Auf der Webseite des Elster-Portal heißt es:

Aufgrund enormen Interesses an den Formularen zur Grundsteuerrreform kommt es aktuell zu Einschränkungen der Verfügbarkeit.

Man verspricht, das Problem schnell beheben, um „so schnell wie möglich die gewohnte Qualität zur Verfügung zu stellen“. Noch ist unklar, wie lange die Zugriffsprobleme bei Elster anhalten werden. Das Problem ist nicht Browser-bedingt. Es hilft also wenig, ein anderes Programm zu nutzen. Auch gängige Lösungen wie das Löschen des Browser-Caches und Cookies helfen in diesem Fall weniger.

Wer dringend Steuersachen erledigen möchte, sollte den Besuch auf der Steuerplattform in späte Abendstunden oder den frühen Morgen verlegen, also Zeiten, an denen weniger Besucher gleichzeitig versuchen, den Dienst in Anspruch zu nehmen.

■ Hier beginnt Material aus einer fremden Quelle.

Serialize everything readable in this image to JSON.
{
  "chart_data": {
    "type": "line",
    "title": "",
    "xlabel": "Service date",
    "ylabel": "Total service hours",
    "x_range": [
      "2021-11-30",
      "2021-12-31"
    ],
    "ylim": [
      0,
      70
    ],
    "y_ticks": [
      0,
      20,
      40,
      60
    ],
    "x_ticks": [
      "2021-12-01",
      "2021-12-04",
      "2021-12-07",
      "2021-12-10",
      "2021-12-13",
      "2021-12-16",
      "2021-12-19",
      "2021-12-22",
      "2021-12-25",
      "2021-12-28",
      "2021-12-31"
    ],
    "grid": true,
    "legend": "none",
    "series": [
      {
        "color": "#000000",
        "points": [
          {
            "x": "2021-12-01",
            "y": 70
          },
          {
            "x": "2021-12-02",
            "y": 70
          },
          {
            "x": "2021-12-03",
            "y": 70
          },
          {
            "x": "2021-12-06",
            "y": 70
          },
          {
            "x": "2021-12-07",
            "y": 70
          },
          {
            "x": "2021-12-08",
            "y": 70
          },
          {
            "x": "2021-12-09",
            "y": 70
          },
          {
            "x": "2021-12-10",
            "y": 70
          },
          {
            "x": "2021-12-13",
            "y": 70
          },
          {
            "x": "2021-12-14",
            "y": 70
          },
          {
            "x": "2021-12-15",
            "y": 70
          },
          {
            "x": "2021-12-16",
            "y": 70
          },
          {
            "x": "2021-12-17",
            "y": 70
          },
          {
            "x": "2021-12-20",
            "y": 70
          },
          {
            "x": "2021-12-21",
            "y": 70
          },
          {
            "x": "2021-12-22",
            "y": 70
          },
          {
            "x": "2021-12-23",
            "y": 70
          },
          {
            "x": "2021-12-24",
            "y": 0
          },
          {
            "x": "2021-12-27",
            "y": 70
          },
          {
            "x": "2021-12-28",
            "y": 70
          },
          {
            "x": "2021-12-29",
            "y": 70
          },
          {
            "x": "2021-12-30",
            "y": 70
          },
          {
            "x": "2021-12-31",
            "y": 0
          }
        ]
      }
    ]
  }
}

Elster geht nicht: Das steckt hinter den Problemen

Einige Nutzer vertreiben sich die Zeit, bis alle wieder wie gewohnt funktioniert, bei Twitter:

Hintergrund für den hohen Andrang ist die Grundsteuerrechtsreform. Nach einem Urteil des Bundesverfassungsgerichts muss die Grundsteuer neu berechnet werden, wodurch Wohnungs- und Hausbesitzer seit Juli und bis spätestens 31. Oktober eine aktualisierte Steuererklärung abgeben müssen. Dafür müssen verschiedene Daten zum Objekt, etwa die Wohnfläche, der Bodenrichtwert und das Baujahr in der Erklärung angegeben werden. Rund 36 Millionen Grundstücke sind betroffen und müssen neu berechnet werden.

Welche Informationen man angeben muss, hängt vom Bundesland ab. Für Eigentümer ergeben sich durch die neue Berechnung Abweichungen im drei- bis vierstelligen Eurobereich. Die Erklärung kann ausschließlich online über das Elster-Portal erfolgen, wodurch es derzeit zu einem massiven Ansturm und damit verbundenen Ausfällen beim Dienst kommt.